Hesham Tantawi: It will become increasingly difficult for credit insurers to provide credit coverage with the current state of the market. However, if there are proper credit and legal mechanisms in place which can address these problems, we will gain back their full support.

Stephan Berner: Arranging credit insurance is important in theory but in reality some of the resellers/distributors don’t give really care about it. At the moment their priority is to close deals.

CME: Do you think some businesses are more likely to take risks with suspicious traders if they take out credit insurance believing they will be covered in the long-run?

Peter Boberg: Yes. I think some suppliers take advantage of credit insurance to offer larger credit lines than they would normally do without insurance.

Anil Berry: From our perspective, we believe that through credit insurance, trade with ‘suspicious buyers’ will decrease because, based on our business and market intelligence, we are in a position to restrict credit lines to those buyers.

CME: What sort of impact is it having on the credit insurance market ie – are premiums going up as a result of the increase in runaways?

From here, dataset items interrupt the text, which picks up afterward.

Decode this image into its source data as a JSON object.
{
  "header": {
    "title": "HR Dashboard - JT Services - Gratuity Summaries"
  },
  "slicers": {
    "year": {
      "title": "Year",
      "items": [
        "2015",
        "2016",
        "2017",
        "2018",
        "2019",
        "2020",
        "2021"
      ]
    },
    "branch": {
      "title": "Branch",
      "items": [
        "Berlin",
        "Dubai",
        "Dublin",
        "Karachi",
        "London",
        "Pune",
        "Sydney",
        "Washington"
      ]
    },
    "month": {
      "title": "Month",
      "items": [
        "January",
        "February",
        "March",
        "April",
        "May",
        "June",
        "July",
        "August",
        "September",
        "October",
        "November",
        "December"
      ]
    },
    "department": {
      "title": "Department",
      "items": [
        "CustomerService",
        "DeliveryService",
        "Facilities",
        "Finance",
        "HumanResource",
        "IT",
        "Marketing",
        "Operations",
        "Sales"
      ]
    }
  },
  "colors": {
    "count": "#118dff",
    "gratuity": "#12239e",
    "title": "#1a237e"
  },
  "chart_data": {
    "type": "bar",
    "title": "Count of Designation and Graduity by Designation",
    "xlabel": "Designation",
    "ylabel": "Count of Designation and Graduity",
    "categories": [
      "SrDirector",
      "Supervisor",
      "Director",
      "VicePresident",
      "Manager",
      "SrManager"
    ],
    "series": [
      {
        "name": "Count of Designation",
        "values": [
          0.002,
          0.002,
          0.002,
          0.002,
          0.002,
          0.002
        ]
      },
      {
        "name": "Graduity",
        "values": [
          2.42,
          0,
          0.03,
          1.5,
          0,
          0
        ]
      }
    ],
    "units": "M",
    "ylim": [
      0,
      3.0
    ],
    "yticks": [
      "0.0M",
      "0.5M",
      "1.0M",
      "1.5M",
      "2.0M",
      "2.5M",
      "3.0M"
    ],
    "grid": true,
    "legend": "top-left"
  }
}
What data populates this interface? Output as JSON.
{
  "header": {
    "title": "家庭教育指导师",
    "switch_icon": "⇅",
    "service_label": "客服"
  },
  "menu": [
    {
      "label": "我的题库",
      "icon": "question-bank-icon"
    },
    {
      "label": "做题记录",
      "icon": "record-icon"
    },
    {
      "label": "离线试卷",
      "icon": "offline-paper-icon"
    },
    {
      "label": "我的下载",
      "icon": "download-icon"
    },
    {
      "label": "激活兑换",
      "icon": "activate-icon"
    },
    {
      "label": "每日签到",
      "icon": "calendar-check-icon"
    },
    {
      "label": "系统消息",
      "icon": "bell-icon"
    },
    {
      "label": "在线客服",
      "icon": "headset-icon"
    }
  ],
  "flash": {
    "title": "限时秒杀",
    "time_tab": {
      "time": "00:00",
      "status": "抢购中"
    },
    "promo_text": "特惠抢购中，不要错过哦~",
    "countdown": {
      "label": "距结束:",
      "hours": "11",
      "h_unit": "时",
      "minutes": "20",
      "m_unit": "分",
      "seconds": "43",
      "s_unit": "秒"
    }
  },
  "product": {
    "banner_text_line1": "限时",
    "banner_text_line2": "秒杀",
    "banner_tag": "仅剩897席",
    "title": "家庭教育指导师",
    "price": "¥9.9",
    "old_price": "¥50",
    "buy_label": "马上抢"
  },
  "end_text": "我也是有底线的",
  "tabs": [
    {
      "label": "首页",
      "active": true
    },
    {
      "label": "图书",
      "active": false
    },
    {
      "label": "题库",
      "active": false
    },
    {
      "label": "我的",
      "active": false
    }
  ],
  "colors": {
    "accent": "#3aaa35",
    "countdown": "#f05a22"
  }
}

Anil Berry: We collect premiums only on the risks that we cover. So far the risks we underwrite and the sum of the premiums we collect are in line with one another so we’re not looking at premium increases.  

Peter Boberg: In the long run, credit insurers will be more reluctant to write risk in the IT market. Premiums will increase and insurers will look for more risk sharing with their customers.

CME: Do you think rogue traders are too scared to stay in the UAE and honour their debts given the fact they could end up in jail for bouncing a cheque?

Shailendra Rughwani: There are two types of traders who run away from the market. On one hand you have those who set-up a company in Dubai with the intention of cheating. On the other you have businesses who struggle with a temporary cash flow situation and due to legal circumstances, they leave the country to escape the law and possible jail.

In the latter case, we have tried to mediate between the company and debtors to arrive at an amicable settlement. DCG has been successful in some such cases.

Hesham Tantawi: The issue is not just with traders being too scared to stay in the country to honour their commitments. It is also with tricksters who pose like traders, cook up rosy audited financial statements, get good credit lines, show good bank statements and one fine day vanish with everything. This is where we need the help of law enforcement officials to thwart their escape, while giving greater assurance to those traders who have every intention of remaining in the UAE and honouring their commitments.

Anil Berry: We see a number of traders staying in the market to try and resolve issues. However it’s clear that there are some rogue traders who have no intention of honouring their debts.

CME: What sort of impact is the spate of ‘runaways’ (ie bankrupt businesses that flee the market) having on the IT channel in the UAE in general?

Shailendra Rughwani: We have seen that when a bigger company exits the market, some smaller companies doing business with them also get into trouble and in some cases exit the market. We have also seen that whenever there is a big ticket exit, the insurance companies reduce the limits of other companies and this also directly impacts the market.

Ali Baghdadi: The spate of runaways will ultimately reduce inwards investment in the UAE. The fear of rogue traders is not only from their indebtedness, but from their willingness to sell products to UN-embargoed countries.

Peter Boberg: I think trust in the IT market has taken a hit again. Who can you trust? Some companies, despite a long history of trading with strong balance sheets, have still fled the market leaving debts behind.

Hesham Tantawi: The channel takes a big hit with each runaway. Those directly affected suffer an immediate hit to their cashflows. While many may be covered by insurance, typically this will only cover 85% of any claim, leaving 15% to be covered by the company. Given the type of margins we face nowadays, even covering this shortfall can prove challenging. In the case of unsecured credit, matters are often much worse.